Identical twin gives up half his skin and saves burned brother’s life

Frenchman Franck Dufourmantelle suffered burns to 95 per cent of his body, but was saved with vast skin grafts from genetically identical brother Eric, in a world-first procedure

PUBLISHED : Friday, 24 November, 2017, 2:02pm
UPDATED : Friday, 24 November, 2017, 10:45pm

A man doomed to die after suffering burns across 95 per cent of his body was saved by skin transplants from his identical twin in a world-first operation, French doctors said Thursday.

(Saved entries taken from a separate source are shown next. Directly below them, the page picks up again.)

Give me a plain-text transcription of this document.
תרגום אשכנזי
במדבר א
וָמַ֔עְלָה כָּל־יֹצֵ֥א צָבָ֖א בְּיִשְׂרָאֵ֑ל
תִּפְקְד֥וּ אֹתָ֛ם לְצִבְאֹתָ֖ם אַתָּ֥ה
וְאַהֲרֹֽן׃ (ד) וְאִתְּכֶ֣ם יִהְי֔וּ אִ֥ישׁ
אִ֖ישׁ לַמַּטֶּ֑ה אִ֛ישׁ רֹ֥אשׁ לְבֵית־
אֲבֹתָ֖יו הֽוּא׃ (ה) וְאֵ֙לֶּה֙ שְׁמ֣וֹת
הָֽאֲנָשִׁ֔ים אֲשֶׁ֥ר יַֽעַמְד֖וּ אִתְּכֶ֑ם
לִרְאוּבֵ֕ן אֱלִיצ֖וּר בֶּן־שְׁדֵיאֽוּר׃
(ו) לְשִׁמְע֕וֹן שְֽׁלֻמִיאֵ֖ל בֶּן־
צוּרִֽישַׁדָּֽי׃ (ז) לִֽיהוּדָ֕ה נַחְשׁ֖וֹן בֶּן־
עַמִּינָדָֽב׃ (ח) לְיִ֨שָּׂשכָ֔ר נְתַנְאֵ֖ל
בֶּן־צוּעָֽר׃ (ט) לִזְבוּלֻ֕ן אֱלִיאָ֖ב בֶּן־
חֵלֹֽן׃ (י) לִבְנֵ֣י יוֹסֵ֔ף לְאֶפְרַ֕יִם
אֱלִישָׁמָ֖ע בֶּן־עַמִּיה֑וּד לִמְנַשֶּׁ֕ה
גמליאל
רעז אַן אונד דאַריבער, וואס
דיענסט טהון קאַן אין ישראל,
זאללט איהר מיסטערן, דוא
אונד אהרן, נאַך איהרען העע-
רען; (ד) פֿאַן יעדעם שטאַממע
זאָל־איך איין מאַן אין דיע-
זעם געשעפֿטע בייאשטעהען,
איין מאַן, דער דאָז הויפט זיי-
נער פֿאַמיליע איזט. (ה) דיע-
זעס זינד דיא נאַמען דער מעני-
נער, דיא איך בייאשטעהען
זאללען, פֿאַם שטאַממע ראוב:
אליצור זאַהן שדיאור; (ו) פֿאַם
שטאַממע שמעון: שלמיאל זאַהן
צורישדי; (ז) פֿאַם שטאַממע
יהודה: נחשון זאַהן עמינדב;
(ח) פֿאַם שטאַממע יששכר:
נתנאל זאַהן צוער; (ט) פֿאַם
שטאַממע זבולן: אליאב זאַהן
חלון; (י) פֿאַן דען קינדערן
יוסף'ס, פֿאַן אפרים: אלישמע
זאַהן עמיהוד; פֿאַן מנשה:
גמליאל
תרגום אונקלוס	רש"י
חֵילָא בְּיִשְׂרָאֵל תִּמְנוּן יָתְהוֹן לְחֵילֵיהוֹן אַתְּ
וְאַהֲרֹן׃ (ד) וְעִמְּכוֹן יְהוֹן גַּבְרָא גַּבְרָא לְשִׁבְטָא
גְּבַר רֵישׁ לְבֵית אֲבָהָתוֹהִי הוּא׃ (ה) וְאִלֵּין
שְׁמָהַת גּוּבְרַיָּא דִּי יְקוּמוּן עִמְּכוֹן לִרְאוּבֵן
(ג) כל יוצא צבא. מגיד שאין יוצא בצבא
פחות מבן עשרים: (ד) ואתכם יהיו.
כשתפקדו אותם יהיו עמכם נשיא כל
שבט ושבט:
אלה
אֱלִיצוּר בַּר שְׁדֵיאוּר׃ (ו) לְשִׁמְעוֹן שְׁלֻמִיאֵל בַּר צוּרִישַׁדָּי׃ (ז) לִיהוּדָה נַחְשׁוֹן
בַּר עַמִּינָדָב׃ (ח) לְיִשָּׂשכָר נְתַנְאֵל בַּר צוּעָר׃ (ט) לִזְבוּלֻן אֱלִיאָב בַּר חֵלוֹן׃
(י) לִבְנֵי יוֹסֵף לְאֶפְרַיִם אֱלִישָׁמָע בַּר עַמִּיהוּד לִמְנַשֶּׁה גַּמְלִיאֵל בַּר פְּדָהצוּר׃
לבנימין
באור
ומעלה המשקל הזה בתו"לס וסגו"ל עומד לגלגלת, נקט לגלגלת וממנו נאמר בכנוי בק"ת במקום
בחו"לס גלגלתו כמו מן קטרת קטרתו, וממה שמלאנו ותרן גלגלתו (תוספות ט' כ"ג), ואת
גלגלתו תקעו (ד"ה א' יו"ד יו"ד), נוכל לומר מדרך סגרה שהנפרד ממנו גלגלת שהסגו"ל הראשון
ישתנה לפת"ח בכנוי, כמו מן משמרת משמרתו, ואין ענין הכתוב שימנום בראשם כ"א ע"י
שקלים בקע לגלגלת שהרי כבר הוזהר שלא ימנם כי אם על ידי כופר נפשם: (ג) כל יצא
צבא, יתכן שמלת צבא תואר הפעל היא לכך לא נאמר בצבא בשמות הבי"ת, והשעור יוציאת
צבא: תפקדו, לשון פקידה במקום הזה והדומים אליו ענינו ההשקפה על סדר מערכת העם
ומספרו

Consumed by flames while handling chemicals on the job, 33-year-old Franck Dufourmantelle received life-saving grafts from his brother Eric’s skull, back and thighs. Eric gave up half of his skin in the procedures but it has grown back.

“I had a fresco-like tattoo on my arm,” Franck recalled in a phone interview. “But the only thing left is the word ‘life’,” in English, he said.

Transplants from a genetically identical twin eliminates the risk that the recipient’s body will reject the donated skin or organ.

Dufourmantelle’s accident occurred in September 2016 in northern France.

He underwent about a dozen operations, followed by months of hospitalisation and physical rehabilitation. Doctors had not publicly discussed the case until now.

I remember people shouting ‘Get on the floor! Get on the floor!’, but I just stared running. When you’re on fire, it’s hard to think straight
Franck Dufourmantelle

Dufourmantelle is today living at home with his partner, and is still receiving intensive therapy.

“It doesn’t hurt any more,” he said, noting that he had recently stopped taking painkillers.

He is able to walk again, and is still recovering the use of his hands.

With the left hand, “I can pinch things, like with a claw,” he said. His right hand – less damaged – has healed to the point where he can write with a pen.

Miraculously, his face was mostly spared.

Nearly half of his brother Eric’s skin was removed, and then stretched in a machine so that it would cover a larger area, according to the chief surgeon.

The donor is today not “covered in scars,” Maurice Mimoun, a doctor at the Saint-Louis Hospital in Paris, told Agence France-Presse.

“All one can see is a slight difference in the pigmentation.”

In most burn cases, the skin of a deceased and unrelated donor is grafted onto the victim, even if doctors know that it will be rejected within a couple of weeks.

That is usually enough time for new skin to start growing, or to be harvested from elsewhere on the patient’s body.

Twin-on-twin skin transplants have been done before, but never over such a large area, said Mimoun.

“It is the first time that such a skin graft has been done between twins for 95 per cent of the body,” he said.

The previous record was a case where about 68 per cent of the victim’s body was burned.

Dufourmantelle said his memory of the accident is patchy.

“I remember people shouting ‘Get on the floor! Get on the floor!’, but I just stared running,” he said.

“When you’re on fire, it’s hard to think straight.”